¿Cómo son capaces de idolatrar a Maradona?

Por: Andrés Luna Montalvo 

“¿Cómo pueden idolatrar a un tipo como ese?”, “es un drogadicto”, “es un gordo mujeriego tatuado al Che Guevara y admirador de Fidel Castro”. Maradona es todo eso y esta semana se encargaron de recordárnoslo los medios de comunicación y las redes sociales, con motivo de su cumpleaños número 60. Pero la idolatría por Maradona tiene raíces muy profundas y se dejan ver apenas en el Mundial de 1978, al que no fue.

 

Ese Mundial lo ganó Argentina con el lastre de una dictadura asesina que utilizó el evento para lavarse las manos de la sangre derramada por miles de argentinos muertos, torturados, desaparecidos. La foto de la Copa levantada retrata al capitán Daniel Pasarella y al criminal Jorge Videla, a quien le endosan las gestiones para que Perú pierda 0 a 6 contra los locales y éstos lleguen a la final. En resumen, había poco que presumir para un país que ardía en llamas.

 

Luego vino el Mundial de 1982, en el que Maradona estuvo.
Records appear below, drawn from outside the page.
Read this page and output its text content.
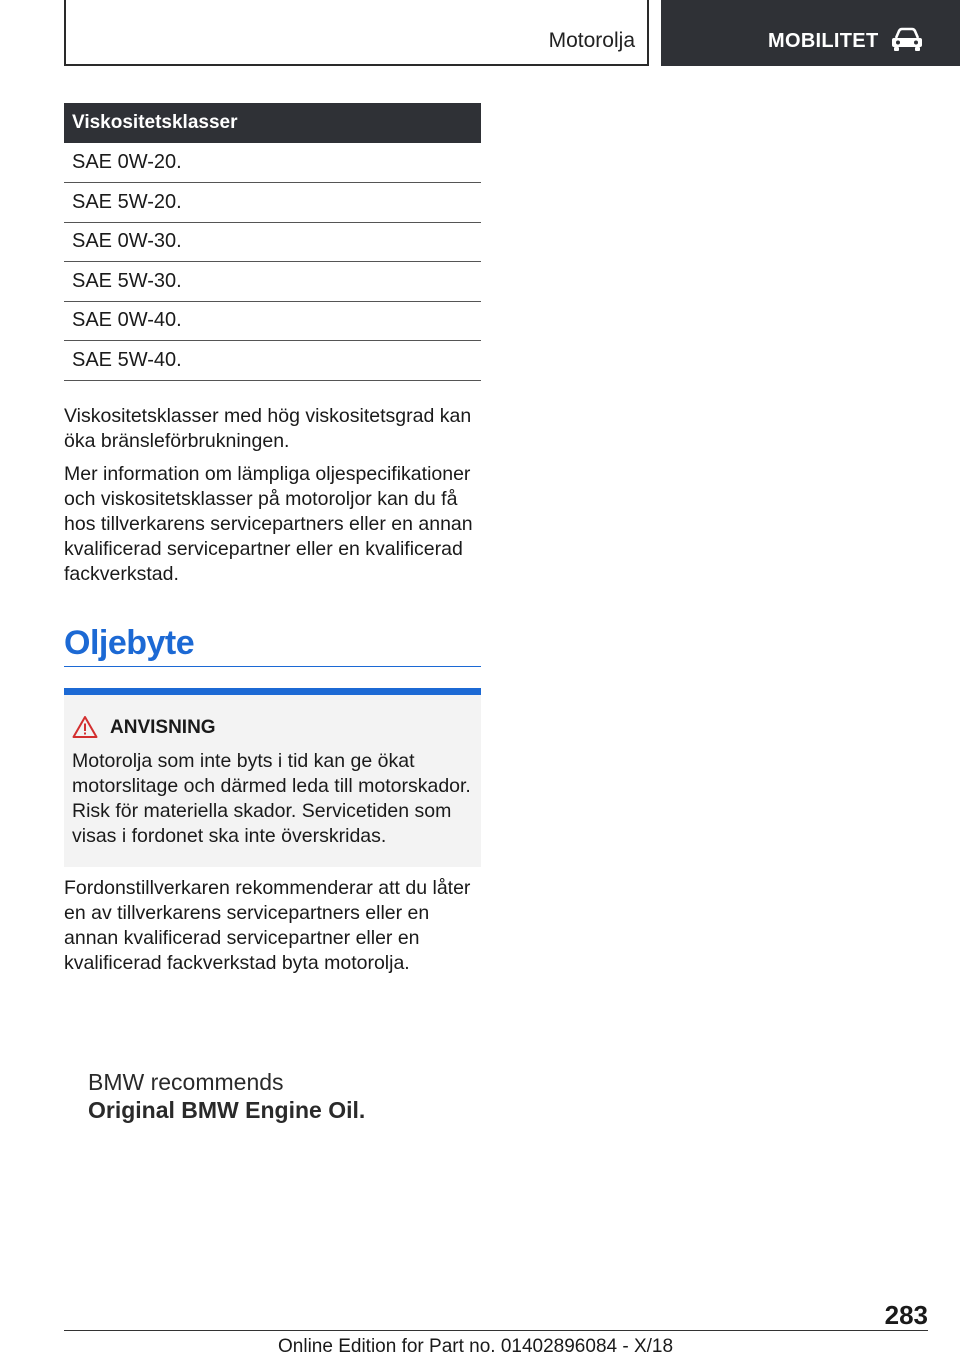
Motorolja	MOBILITET
Viskositetsklasser
SAE 0W-20.
SAE 5W-20.
SAE 0W-30.
SAE 5W-30.
SAE 0W-40.
SAE 5W-40.

Viskositetsklasser med hög viskositetsgrad kan öka bränsleförbrukningen.

Mer information om lämpliga oljespecifikationer och viskositetsklasser på motoroljor kan du få hos tillverkarens servicepartners eller en annan kvalificerad servicepartner eller en kvalificerad fackverkstad.

Oljebyte
ANVISNING

Motorolja som inte byts i tid kan ge ökat motorslitage och därmed leda till motorskador. Risk för materiella skador. Servicetiden som visas i fordonet ska inte överskridas.

Fordonstillverkaren rekommenderar att du låter en av tillverkarens servicepartners eller en annan kvalificerad servicepartner eller en kvalificerad fackverkstad byta motorolja.

BMW recommends
Original BMW Engine Oil.
283
Online Edition for Part no. 01402896084 - X/18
Apenas pisaron territorio europeo, los futbolistas de la selección descubrieron que lo que sucedía en su país era una farsa, Argentina no iba ganando la Guerra de Malvinas, todo lo contrario, eran masacrados por un poderoso ejército inglés que arrasaba con unas tropas mal armadas y malnutridas. La selección favorita para levantar el trofeo, se despedía prematuramente con un equipo trastornado y confundido, tanto que el ídolo del Tottenham Hotspur y figura del medio campo albiceleste, Osvaldo Ardiles, se negó a volver a Inglaterra hasta que este país dejara de bombardear a sus compatriotas.

 

Por eso el Mundial de 1986 se gana desde los cuartos de final, cuando Argentina cobra venganza de Inglaterra en la perfecta metáfora bélica que es el fútbol, con la trampa de un gol con la mano y la magia de burlar a todos los adversarios. Maradona redimía la derrota de Malvinas y dos partidos más tarde remediaba el Mundial malogrado del 78, al que le limpió el pus para decirle a su gente que podían, en serio, ser los mejores del mundo. Maradona no tiene un trono porque jugaba bien, se lo construyeron porque devolvió una identidad nacional a los argentinos.

 

Pero el fenómeno no fue local, lo mudó hasta Nápoles donde fue capaz de poner en el mapa a una sureña región discriminada y desprovista de toda virtud. Cuando el Napoli de Maradona visitaba Milán, los recibía una afrentosa pancarta que decía “Bienvenidos a Italia”, recordándoles que el sur no formaba parte de un norte próspero y racista. Maradona ganó dos Ligas, una Copa Italia, una Supercopa y hasta una continental Copa UEFA. Nápoles no volvería jamás a vivir un prodigio semejante.

 

Dentro de la cancha hay muchos, ahí se lo compara con Pelé, Di Stefano, Cruyff, Beckenbauer, Eusebio, Messi, Ronaldo y un largo etcétera, pero fuera de la cancha Maradona es el redentor de una nación, un kamikaze inmolado por ser como es. Lejos de querer montar una apología de Diego Armando Maradona, este texto solo buscaba responder la pregunta, ¿cómo son capaces de idolatrar a este tipo?, espero haberme acercado al propósito.